Knee-jerk collateralizing due to economy rather than the deal

May 07, 2008 - Financial Digest

Warren Kirshenbaum

Typically in financing a deal, lenders underwrite a loan relying on the project's cash flow; they use financial covenants, such as a debt service coverage ratio as a testing mechanism; insert a reserve requirement; manipulate amortization periods; peg rates to the treasury market, LIBOR, or the FHLB; utilize a loan to value ratio that relies on appraised value; and ultimately underpin the pricing of the deal to the credit quality of the borrower. Collateralizing a loan against the property itself, with recourse to the borrower usually suffices to secure the financing. In some circumstances, other valuable consideration, at the lender's discretion, may be pledged by the borrower, but, traditionally, these terms are based upon the deal fundamentals themselves, and not on the state of the marketplace.

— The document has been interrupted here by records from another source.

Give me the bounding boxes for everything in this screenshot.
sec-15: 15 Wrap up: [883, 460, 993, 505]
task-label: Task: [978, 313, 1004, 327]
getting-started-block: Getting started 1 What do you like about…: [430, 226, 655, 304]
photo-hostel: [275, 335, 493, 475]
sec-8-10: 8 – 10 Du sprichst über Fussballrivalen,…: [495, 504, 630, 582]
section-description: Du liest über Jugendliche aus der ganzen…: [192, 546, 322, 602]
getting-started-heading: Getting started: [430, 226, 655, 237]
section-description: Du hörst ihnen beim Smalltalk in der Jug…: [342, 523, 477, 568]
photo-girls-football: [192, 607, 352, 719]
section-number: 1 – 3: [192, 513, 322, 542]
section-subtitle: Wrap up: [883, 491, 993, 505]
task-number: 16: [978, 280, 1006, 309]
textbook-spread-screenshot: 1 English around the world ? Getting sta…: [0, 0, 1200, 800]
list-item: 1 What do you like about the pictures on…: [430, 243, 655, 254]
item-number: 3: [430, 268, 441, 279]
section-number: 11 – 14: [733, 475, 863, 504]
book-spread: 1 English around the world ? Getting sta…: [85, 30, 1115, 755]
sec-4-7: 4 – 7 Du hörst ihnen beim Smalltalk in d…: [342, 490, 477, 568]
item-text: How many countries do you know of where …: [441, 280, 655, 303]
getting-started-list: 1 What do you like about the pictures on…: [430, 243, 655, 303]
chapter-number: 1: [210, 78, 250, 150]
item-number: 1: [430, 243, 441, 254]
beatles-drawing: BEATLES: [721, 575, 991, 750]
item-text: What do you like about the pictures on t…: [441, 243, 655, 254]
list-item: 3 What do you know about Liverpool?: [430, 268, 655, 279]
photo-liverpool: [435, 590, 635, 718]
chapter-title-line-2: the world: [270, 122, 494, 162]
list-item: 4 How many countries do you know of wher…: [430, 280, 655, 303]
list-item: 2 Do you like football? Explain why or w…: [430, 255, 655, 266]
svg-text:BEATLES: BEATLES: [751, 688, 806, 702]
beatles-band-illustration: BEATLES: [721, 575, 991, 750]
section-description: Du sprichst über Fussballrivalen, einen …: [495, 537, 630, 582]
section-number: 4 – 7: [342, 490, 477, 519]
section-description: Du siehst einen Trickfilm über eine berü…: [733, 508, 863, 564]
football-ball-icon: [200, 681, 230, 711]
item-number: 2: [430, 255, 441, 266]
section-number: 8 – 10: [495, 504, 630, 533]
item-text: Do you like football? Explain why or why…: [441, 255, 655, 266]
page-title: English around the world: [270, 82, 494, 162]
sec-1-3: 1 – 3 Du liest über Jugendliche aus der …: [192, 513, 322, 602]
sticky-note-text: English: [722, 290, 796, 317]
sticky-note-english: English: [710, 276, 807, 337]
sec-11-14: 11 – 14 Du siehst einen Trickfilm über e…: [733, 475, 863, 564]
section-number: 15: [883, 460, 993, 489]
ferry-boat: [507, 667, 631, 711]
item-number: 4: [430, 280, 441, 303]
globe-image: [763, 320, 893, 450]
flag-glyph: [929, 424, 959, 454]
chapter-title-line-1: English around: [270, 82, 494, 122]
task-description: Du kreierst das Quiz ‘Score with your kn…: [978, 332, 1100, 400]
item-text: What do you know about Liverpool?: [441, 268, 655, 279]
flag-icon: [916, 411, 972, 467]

Recently, however, I closed a transaction for a client where the lender secured the loan with substantial and various forms of collateral, seemingly unwarranted by the deal itself. There was a solid appraisal, robust cash flow, and a strong borrower. I couldn't help but wonder whether this was a kneejerk collateralization response by the lender; an over-collateralization based upon the declining economy and battered investor confidence rather than the deal itself? The result of such policies may serve as a self-fulfilling prophecy in that encumbering additional collateral may affect future cash-out refinancings, and carry with it an opportunity cost which could result in a larger overhang on the market than the underlying conditions themselves may have created.

We are currently seeing a credit crunch that is just as attributable to consumers curtailing their spending, lenders tightening their credit standards, and investors shying away from certain products, than it is attributable to the effects of the underlying mortgage crisis itself. These market conditions cause our legislators to overreact, and unwittingly intensify the original problem.

We have seen responses like this before.
In the early part of the decade, when the public equity markets were faced with large scale corporate implosions, such as those of MCI and Enron, investor confidence was shaken, and legislators pounced into action, enacting the Sarbanes-Oxley Act (SOX). In hindsight, SOX was a heavy-handed response intended to cleanse the equities markets and restore investor confidence. There were those who warned that we may have been over-regulating the markets; creating a disincentive for new public offerings or even for the continued public listing of existing issuers, particularly smaller cap companies and foreign issuers. In early 2000, there was a great deal of interest, and substantial multinational business opportunities created by companies across the globe wanting to list their shares on U.S. equity markets. The concern was that SOX could change that business climate, and it did. The law created a complex reporting structure and potential liability for signators of annual and quarterly reports. SOX enriched auditors and securities lawyers, but drove issuers away from the equities markets. Understandably, an argument can be made that the recent private equity boom may have had its underpinnings in the SOX marketplace, as it created a climate at that time that painted privately-held companies as a more lucrative and high octane option than the expensive, over regulated, and "on-balance sheet" world of public companies. Similarly, the lightly regulated hedge fund marketplace became a lot sexier. Was this capitalism at its finest; the creation of new business opportunities, or was it only benefiting a select economic strata of society, a consequence that would have little effect on the broader marketplace.
Well, considering that we now have a staggering trade imbalance between our imports and exports, a mind-numbing deficit, a weak dollar, and a global economy less focused on the U.S. marketplace than at any time this decade, perhaps the latter.
Today's deterioration in the financial markets may have had its origins in the housing market, but the resultant dent in consumer and investor confidence has deflated the capital markets. So far, there has been legislation tailor-made to assist struggling homeowners, but presently the legislators have leveled no particular focus on the commercial real estate market. Let's keep it that way. Bankers will acknowledge that delinquencies on commercial transactions have inched upward, but are still at tolerable levels. Over-regulation, whether by statute, or action by market participants, just like an over-reaction in a personal situation, generally exacerbates, rather than remedies the core problems. Underwriting and collateralizing a deal on its own fundamentals sits better with me, as it is rational and market-oriented.
Food for thought - it's a marathon not a sprint.